República Dominicana es signataria de la Declaración Universal de los Derechos Humanos y miembro de varios organismos multilaterales de promoción y defensa de esas y otras prerrogativas ciudadanas universalmente ejercidas.
Por tal razón incorpora en su legislación (al nivel constitucional) instrumentos diversos sobre derechos humanos y acepta someterse cíclicamente al Examen Periódico Universal (EPU) implementado por la comunidad internacional como mecanismo de vigilancia del cumplimiento por parte de los Estados de sus compromisos internacionales en este campo.
A través del aparato diplomático el Estado dominicano mantiene y defiende su participación en el concierto de las naciones del mundo, haciendo ocasionalmente alarde de pasos y acciones de avances en los derechos humanos.
Asimismo, pese a sus críticas a los informes de las organizaciones internacionales que trabajan la materia, ha sido casi siempre abierto a recibirlas y facilitar su trabajo en el terreno.
Sin embargo, las organizaciones y los militantes locales no han recibido el mismo trato, particularmente quienes se han dedicado a desarrollar su trabajo en la comunidad haitiana y con los dominicanos de ascendencia haitiana.
Estos, en los regímenes dictatoriales eran perseguidos. Bajo gobiernos democráticos gozan de una “tolerancia vigilada” por los organismos de seguridad.
Intereses económicos y políticos locales se combinan para crear trabas a un trabajo mancomunado entre el gobierno y la sociedad civil en relación a los inmigrantes haitianos y sus descendientes.
Una situación que habrá que enmendar porque afuera, con mayor capacidad de lobby, intereses diversos transforman la situación en República Dominicana en un campo de explotación provechoso cuyo impacto para el Estado es grave. Los hay de índole institucional, de liderazgo organizacional, mediático y peculiar.
También electoral, por el voto de las minorías; político, entre partidos adversarios; y de competencia comercial o turística.
La evidencia más clara lo es la sentencia 168/13 del Tribunal Constitucional.
En junio de 1991, como sacerdote anglicano en mi calidad de director de la Pastoral Haitiana de la Diócesis dominicana, fui invitado a participar a una audiencia pública en la Cámara de Representantes, en Washington.

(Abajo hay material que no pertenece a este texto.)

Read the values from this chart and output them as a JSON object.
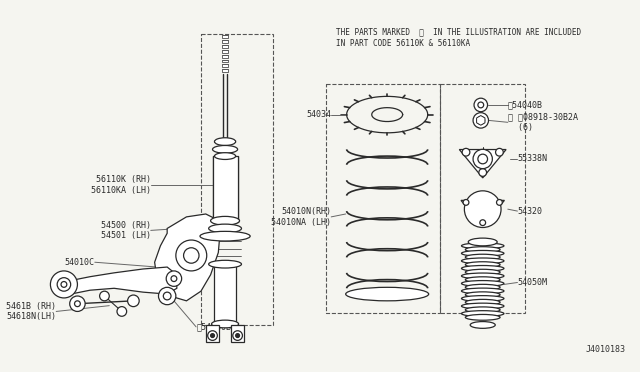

La Administración Bush, presionada por influyentes grupos de derechos humanos estadounidenses y congresistas como el demócrata Robert Torricelli, a la sazón presidente del Subcomité de Asuntos del Hemisferio Occidental, tenía que pronunciarse sobre la petición de excluir a República Dominicana del Sistema Generalizado de Preferencias (GSP, por sus siglas en inglés).

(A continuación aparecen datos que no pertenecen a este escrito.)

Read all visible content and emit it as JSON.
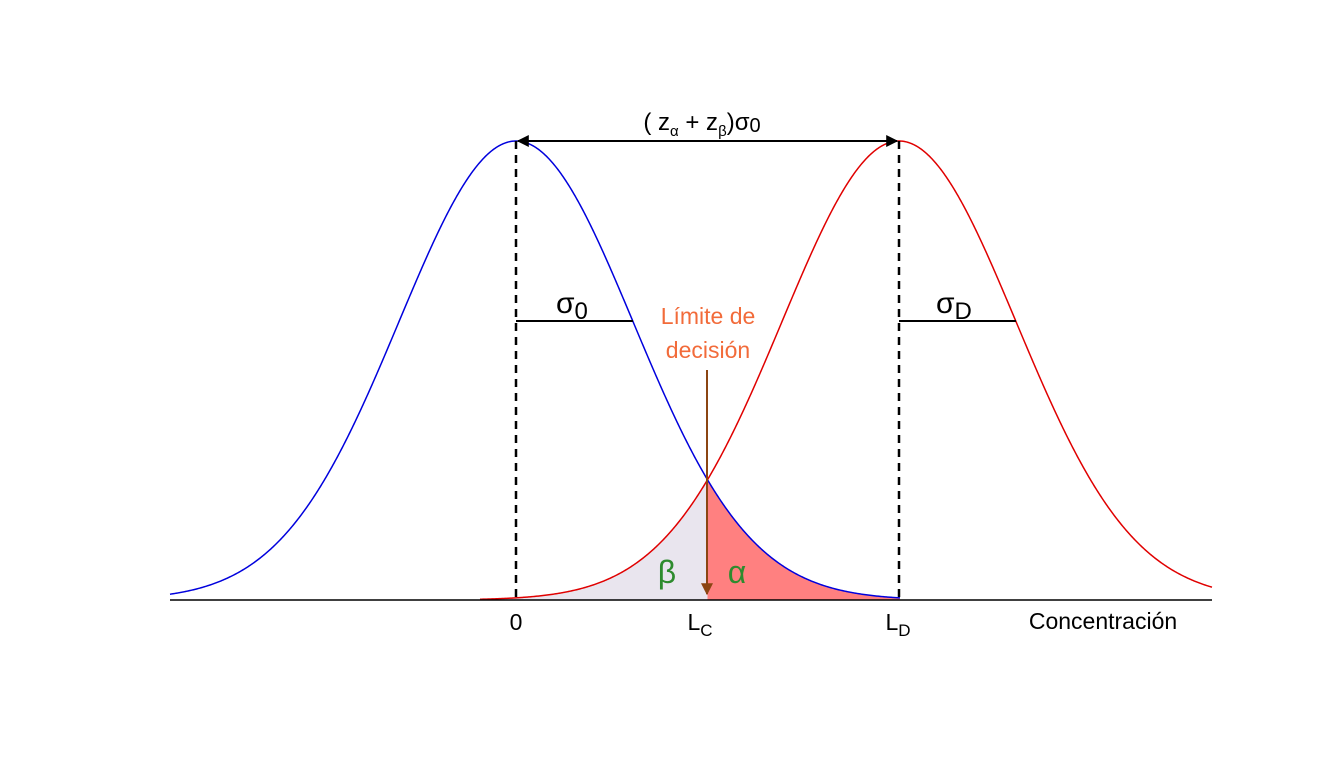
{
  "separation_label": {
    "open": "( z",
    "alpha_sub": "α",
    "plus": " + z",
    "beta_sub": "β",
    "sigma": ")σ",
    "zero_sub": "0"
  },
  "sigma_blank": {
    "symbol": "σ",
    "sub": "0"
  },
  "sigma_detection": {
    "symbol": "σ",
    "sub": "D"
  },
  "decision_limit": {
    "lines": [
      "Límite de",
      "decisión"
    ]
  },
  "beta_area": "β",
  "alpha_area": "α",
  "axis": {
    "zero": "0",
    "lc": {
      "main": "L",
      "sub": "C"
    },
    "ld": {
      "main": "L",
      "sub": "D"
    },
    "title": "Concentración"
  }
}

Mi presentación, aprobada por el obispo Telesforo A. Isaac, si bien se basó en la verdad con relación a la situación de los niños dominicanos y haitianos en los bateyes, se posicionó en contra de cualquier medida de tipo comercial o económico que afectara al pueblo dominicano.

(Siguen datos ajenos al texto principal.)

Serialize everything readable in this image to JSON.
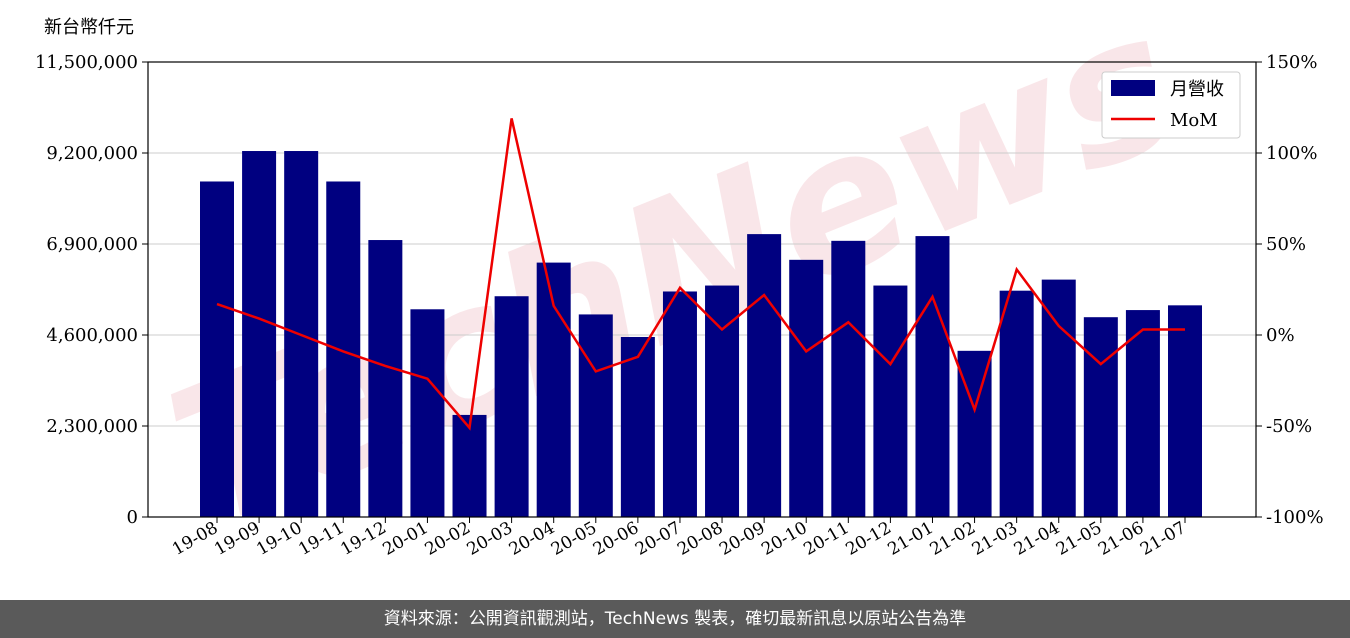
{
  "watermark": "TechNews",
  "footer": {
    "source_text": "資料來源：公開資訊觀測站，TechNews 製表，確切最新訊息以原站公告為準"
  },
  "chart_data": {
    "type": "bar",
    "unit_label": "新台幣仟元",
    "categories": [
      "19-08",
      "19-09",
      "19-10",
      "19-11",
      "19-12",
      "20-01",
      "20-02",
      "20-03",
      "20-04",
      "20-05",
      "20-06",
      "20-07",
      "20-08",
      "20-09",
      "20-10",
      "20-11",
      "20-12",
      "21-01",
      "21-02",
      "21-03",
      "21-04",
      "21-05",
      "21-06",
      "21-07"
    ],
    "series": [
      {
        "name": "月營收",
        "axis": "left",
        "type": "bar",
        "color": "#000080",
        "values": [
          8480000,
          9250000,
          9250000,
          8480000,
          7000000,
          5250000,
          2580000,
          5580000,
          6430000,
          5120000,
          4550000,
          5700000,
          5850000,
          7150000,
          6500000,
          6980000,
          5850000,
          7100000,
          4200000,
          5720000,
          6000000,
          5050000,
          5230000,
          5350000
        ]
      },
      {
        "name": "MoM",
        "axis": "right",
        "type": "line",
        "color": "#ee0000",
        "values": [
          17,
          9,
          0,
          -9,
          -17,
          -24,
          -51,
          119,
          16,
          -20,
          -12,
          26,
          3,
          22,
          -9,
          7,
          -16,
          21,
          -41,
          36,
          5,
          -16,
          3,
          3
        ]
      }
    ],
    "y_left": {
      "lim": [
        0,
        11500000
      ],
      "ticks": [
        0,
        2300000,
        4600000,
        6900000,
        9200000,
        11500000
      ],
      "tick_labels": [
        "0",
        "2,300,000",
        "4,600,000",
        "6,900,000",
        "9,200,000",
        "11,500,000"
      ]
    },
    "y_right": {
      "lim": [
        -100,
        150
      ],
      "ticks": [
        -100,
        -50,
        0,
        50,
        100,
        150
      ],
      "tick_labels": [
        "-100%",
        "-50%",
        "0%",
        "50%",
        "100%",
        "150%"
      ]
    },
    "grid": true,
    "legend_position": "top-right"
  }
}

Mas tan solo mi presencia allí bastó para, a mi regreso al país, ver mi nombre ingresado y mantenido aún después de 23 años en el sistema de vigilancia de la Dirección Nacional de Investigación (DNI). Así los agentes de Migración deben reportarle al DNI cada vez que ingreso a territorio dominicano por aire.
El fin de semana recién pasado hubo un incidente, el cual no sucedió a la llegada ni tan solo referido a un reporte rutinario. Fue un impedimento de salida de la Dirección General de Migración.
Resuelto rápidamente el caso, por ser ilegal, por la Procuraduría General de la República a solicitud expresa de la Presidencia, el mismo debe ser analizado, sin embargo, en el marco descrito.
¿Podemos cambiar el modo de relacionarnos entre el gobierno y los actores de derechos humanos? Pienso que sí.
¿Podemos iniciar una colaboración para mejorar la imagen internacional de República Dominicana en materia de derechos humanos? También pienso que sí.